FTC cracks down on chain-letter spam

FTC cracks down on chain-letter spam

The Federal Trade Commission today launched an attack on purveyors of deceptive spam, announcing settlements with and injunctions against seven defendants who confessed to spamming consumers with chain letters aimed at cheating them out of cash.

The chain letters promised riches to consumers who sent cash in exchange for reports on how to start their own chain letter scams. FTC mounted a sting operation to identify the spammers.

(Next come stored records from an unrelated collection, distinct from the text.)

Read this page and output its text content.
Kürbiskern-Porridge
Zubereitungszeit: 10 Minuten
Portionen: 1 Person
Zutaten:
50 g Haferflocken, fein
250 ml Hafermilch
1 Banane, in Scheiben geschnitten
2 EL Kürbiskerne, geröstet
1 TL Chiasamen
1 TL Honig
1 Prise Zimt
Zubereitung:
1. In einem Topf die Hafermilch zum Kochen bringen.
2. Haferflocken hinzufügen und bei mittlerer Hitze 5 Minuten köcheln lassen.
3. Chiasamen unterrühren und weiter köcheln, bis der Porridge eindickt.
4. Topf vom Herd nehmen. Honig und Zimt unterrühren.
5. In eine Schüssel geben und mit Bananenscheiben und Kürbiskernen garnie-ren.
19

It had warned 1,000 spammers in September 2000 that their activities were illegal.

'This chain letter deceptively claims the program is legal and urges recruits who question its legitimacy to contact the FTC's associate director for marketing practices,' said the commission's Eileen Harrington. 'Well, I am the associate director for marketing practices, and these chain letters are illegal.'

The commission said the chain letter scams operated in more than 60 countries, and that it had collected more than 8 million spam messages since 1998. FTC also announced plans to launch a joint education campaign with Internet service provider associations.

The seven defendants, Paul K. Bovin, Chad Estenson, Megan Estenson, Fernando Pacheco, Arnold Larsen, John Lutheran and Dario Va entered their settlements in U.S. Districts courts in California, Florida, North Dakota and Rhode Island.